20. release mechanism according to claim 16, wherein:

Said body comprises the general cylindrical shape housing, and said reservoir is arranged in the said cylindrical shell; And

21. release mechanism according to claim 20, wherein, said cover ring makes said pin crooked to the rotation of said covering position, thereby said pin is withdrawn in the said body.

22. release mechanism according to claim 20, wherein:

Said delivery device also comprises and is connected to said pin and is arranged on the pin manifold on the path between said reservoir and the said pin; And

Said cover ring comprises chute, makes in said cover ring during the rotation of said covering position, and said chute contacts with said pin manifold, thereby said pin is withdrawn in the said body.

23. a delivery device comprises:

Entry needle; Said entry needle is used to penetrate patient's skin, and said pin provides the path that is used for medicine between said reservoir and patient, and can between the primary importance and the second position, optionally move; Wherein in said primary importance; At least a portion of said pin is contained in the said body, and in the said second position, at least a portion of said pin is outstanding from said body through said pin opening; And

Release mechanism; Said release mechanism is connected to said body pivotly and can between the allocation position of retracted position and the said entry needle of shielding, optionally pivots; Said release mechanism has the safety surface that can be arranged on the patient skin, and said security table mask is arranged on the lip-deep bonding part of this safety and said release mechanism is attached to patient skin and when patient skin removes, makes said release mechanism automatically be switched to the said second position said delivery device thus being used for.

24. device according to claim 23, wherein, said release mechanism is setovered towards said retracted position.

25. device according to claim 24, wherein, said release mechanism comprises and is set to contact with the opposite edges of said pin opening and with the pair of locking post of said release mechanism towards said primary importance biasing.

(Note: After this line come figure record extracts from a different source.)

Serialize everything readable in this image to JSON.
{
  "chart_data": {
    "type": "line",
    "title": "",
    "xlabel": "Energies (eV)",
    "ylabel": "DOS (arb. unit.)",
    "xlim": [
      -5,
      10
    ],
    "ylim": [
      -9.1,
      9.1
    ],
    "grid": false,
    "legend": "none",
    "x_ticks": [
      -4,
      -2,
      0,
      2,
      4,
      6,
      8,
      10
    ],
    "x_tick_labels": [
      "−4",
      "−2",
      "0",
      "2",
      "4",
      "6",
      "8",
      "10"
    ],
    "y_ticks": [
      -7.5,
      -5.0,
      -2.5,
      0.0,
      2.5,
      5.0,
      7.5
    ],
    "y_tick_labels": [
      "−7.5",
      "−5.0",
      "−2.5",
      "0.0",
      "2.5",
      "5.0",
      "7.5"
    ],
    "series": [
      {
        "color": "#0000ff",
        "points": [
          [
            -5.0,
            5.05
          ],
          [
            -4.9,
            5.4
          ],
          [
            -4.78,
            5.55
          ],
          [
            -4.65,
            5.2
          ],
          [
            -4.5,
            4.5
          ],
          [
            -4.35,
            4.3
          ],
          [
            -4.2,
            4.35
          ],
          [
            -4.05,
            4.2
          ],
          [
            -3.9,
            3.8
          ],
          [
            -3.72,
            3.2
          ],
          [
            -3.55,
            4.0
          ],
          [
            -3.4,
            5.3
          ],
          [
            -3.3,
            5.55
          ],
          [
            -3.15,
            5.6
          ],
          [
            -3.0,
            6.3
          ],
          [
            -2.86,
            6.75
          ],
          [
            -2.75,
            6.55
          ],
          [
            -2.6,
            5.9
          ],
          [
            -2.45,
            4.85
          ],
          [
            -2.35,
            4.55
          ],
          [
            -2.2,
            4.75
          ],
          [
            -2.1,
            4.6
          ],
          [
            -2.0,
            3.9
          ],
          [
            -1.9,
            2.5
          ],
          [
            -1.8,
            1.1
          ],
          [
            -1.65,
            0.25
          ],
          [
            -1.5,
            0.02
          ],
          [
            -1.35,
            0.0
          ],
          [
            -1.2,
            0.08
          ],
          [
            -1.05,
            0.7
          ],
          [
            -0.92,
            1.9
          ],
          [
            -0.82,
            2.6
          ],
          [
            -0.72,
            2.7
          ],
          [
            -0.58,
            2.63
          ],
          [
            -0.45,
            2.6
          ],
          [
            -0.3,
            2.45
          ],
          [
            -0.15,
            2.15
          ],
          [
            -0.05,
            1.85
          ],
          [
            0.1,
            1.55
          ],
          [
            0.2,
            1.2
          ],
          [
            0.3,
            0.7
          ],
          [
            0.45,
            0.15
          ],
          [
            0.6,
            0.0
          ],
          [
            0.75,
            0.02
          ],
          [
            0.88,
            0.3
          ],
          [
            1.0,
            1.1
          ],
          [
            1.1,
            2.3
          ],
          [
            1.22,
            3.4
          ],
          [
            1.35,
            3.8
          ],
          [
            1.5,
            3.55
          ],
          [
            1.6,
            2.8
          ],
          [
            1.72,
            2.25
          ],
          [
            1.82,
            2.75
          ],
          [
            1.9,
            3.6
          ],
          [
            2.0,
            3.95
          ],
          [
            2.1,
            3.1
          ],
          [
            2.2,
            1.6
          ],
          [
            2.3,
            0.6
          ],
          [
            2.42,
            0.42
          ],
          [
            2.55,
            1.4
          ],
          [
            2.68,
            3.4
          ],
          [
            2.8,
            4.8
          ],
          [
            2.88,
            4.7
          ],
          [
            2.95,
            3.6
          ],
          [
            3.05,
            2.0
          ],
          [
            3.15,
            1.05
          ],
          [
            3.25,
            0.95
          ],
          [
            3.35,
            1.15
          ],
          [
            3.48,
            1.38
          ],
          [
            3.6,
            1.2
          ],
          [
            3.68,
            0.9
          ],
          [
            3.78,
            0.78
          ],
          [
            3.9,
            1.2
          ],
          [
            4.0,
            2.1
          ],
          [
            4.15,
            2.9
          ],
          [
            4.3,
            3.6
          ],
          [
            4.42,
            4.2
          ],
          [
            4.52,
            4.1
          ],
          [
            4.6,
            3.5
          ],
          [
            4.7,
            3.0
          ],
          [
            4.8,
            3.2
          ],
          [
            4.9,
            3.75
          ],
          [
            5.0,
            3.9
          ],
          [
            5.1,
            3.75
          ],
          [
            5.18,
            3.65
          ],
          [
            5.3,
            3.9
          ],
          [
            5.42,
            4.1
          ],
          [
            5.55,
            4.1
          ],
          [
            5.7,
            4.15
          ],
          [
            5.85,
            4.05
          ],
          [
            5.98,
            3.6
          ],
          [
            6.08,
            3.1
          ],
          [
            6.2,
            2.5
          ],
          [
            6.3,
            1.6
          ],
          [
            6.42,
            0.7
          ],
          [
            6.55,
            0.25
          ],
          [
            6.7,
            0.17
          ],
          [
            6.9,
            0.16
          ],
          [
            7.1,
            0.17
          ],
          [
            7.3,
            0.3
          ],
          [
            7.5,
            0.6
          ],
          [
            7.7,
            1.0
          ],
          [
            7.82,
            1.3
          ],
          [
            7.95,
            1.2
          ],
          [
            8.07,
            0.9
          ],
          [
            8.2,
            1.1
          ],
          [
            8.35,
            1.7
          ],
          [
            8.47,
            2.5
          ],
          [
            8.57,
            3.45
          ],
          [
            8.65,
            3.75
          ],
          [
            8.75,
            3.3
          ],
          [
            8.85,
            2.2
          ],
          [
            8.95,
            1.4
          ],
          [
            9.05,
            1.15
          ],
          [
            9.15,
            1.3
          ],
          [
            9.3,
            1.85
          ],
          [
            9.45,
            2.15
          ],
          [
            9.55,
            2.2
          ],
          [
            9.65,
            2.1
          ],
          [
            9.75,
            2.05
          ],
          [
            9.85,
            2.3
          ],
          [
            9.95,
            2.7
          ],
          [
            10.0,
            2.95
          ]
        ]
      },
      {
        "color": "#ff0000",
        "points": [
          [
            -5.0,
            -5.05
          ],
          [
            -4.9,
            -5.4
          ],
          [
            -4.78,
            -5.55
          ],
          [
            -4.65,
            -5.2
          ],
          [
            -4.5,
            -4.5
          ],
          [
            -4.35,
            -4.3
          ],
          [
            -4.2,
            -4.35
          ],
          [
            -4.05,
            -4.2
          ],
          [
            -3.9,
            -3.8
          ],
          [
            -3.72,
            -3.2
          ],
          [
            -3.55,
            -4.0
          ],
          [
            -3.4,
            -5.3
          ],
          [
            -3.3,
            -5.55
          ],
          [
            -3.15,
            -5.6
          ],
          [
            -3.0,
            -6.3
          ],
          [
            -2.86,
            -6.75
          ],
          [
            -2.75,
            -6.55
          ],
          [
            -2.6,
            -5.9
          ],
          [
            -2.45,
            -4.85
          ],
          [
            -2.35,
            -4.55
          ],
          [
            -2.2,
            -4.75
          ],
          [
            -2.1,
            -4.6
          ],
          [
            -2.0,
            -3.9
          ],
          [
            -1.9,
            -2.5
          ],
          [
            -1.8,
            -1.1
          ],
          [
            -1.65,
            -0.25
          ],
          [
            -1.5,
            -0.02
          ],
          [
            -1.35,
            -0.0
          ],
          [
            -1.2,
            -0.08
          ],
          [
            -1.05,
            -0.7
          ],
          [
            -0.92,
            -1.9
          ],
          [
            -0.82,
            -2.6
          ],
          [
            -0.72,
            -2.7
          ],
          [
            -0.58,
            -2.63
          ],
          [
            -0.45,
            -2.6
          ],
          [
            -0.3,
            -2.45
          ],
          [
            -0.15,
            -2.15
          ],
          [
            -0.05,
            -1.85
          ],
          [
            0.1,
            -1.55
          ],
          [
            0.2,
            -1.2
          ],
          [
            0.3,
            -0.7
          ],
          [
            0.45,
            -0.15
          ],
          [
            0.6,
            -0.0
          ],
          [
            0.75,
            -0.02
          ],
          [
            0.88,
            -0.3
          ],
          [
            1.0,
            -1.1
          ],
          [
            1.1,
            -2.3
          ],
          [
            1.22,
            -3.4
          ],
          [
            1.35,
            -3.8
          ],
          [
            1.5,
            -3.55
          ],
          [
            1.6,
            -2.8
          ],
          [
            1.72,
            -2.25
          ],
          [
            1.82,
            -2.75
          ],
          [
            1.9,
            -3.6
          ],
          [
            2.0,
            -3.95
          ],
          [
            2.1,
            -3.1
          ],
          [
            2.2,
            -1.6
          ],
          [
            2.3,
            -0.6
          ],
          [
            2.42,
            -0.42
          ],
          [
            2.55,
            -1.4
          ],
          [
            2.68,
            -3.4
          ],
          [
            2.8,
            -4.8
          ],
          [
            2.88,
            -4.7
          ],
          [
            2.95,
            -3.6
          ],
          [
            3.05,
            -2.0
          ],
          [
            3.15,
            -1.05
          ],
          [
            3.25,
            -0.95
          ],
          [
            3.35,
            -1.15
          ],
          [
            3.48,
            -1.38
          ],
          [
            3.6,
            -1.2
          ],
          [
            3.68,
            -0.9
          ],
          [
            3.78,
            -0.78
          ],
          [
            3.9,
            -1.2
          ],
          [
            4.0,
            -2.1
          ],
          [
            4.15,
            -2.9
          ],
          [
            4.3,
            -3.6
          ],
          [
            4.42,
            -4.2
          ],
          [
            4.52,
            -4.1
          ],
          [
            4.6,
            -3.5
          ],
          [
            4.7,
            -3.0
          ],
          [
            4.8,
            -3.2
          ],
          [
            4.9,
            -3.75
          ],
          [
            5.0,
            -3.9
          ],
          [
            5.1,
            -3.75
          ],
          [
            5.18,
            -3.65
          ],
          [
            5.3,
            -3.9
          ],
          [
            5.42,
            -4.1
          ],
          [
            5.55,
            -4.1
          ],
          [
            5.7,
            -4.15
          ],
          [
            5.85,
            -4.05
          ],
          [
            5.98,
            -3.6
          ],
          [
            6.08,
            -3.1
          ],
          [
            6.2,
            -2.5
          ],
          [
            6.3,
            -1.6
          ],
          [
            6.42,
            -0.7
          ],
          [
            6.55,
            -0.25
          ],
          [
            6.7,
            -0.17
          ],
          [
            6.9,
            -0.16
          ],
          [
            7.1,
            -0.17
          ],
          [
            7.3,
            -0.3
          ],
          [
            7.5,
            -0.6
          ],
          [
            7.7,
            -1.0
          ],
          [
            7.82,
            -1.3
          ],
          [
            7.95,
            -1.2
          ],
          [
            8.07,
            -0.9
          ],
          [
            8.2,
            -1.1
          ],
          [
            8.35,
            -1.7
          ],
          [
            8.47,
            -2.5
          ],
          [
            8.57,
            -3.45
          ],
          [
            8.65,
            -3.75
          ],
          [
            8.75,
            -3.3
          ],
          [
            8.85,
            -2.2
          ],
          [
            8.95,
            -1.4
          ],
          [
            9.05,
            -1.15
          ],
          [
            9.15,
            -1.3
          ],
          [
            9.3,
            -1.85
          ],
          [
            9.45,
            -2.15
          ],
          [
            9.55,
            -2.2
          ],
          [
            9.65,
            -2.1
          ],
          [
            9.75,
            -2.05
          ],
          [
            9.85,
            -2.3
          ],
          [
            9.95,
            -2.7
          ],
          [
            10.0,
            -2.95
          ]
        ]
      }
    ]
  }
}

26. device according to claim 25, wherein, every locking column comprises:

The post extension, basically vertically extend from the inner surface of said release mechanism said post extension; And

Wedge-like portion, said wedge-like portion are arranged on the distal end place of said post extension;

Wherein, when the height of said wedge-like portion increased with respect to the said inner surface of said release mechanism, the width of said wedge-like portion increased.

27. device according to claim 26, wherein:

When said release mechanism when said retracted position is switched to said allocation position, said wedge-like portion acts on the corresponding opposite edges of said pin opening, thereby causes said locking column strain toward each other; And

When said release mechanism arrives said allocation position; The top edge of said wedge-like portion is through the feather edge of said pin opening, and said locking column is back to its deformation state and contact so that said release mechanism is maintained in the said second position with the outer surface of said body not basically.

28. device according to claim 23, wherein, said release mechanism comprises:

The marginal portion, said marginal portion limits the outer surface of said release mechanism; And

Shielding part, said shielding part extends above said marginal portion, to be used for when said release mechanism is configured in said allocation position, shielding said entry needle.

29. device according to claim 23; Wherein, Said device comprises rotor; Said rotor is arranged in the said body and can be switched to actuated position from preparatory actuated position, and wherein said preparatory actuated position is used for said entry needle is optionally maintained said primary importance, and said rotor has safety and keeps protuberance; And

Wherein, Said release mechanism comprises guide post; Said guide post extends through said body and keeps protuberance to engage with said safety when said release mechanism is in the said retracted position, to be used for preventing before said second position motion at said entry needle the motion of said release mechanism.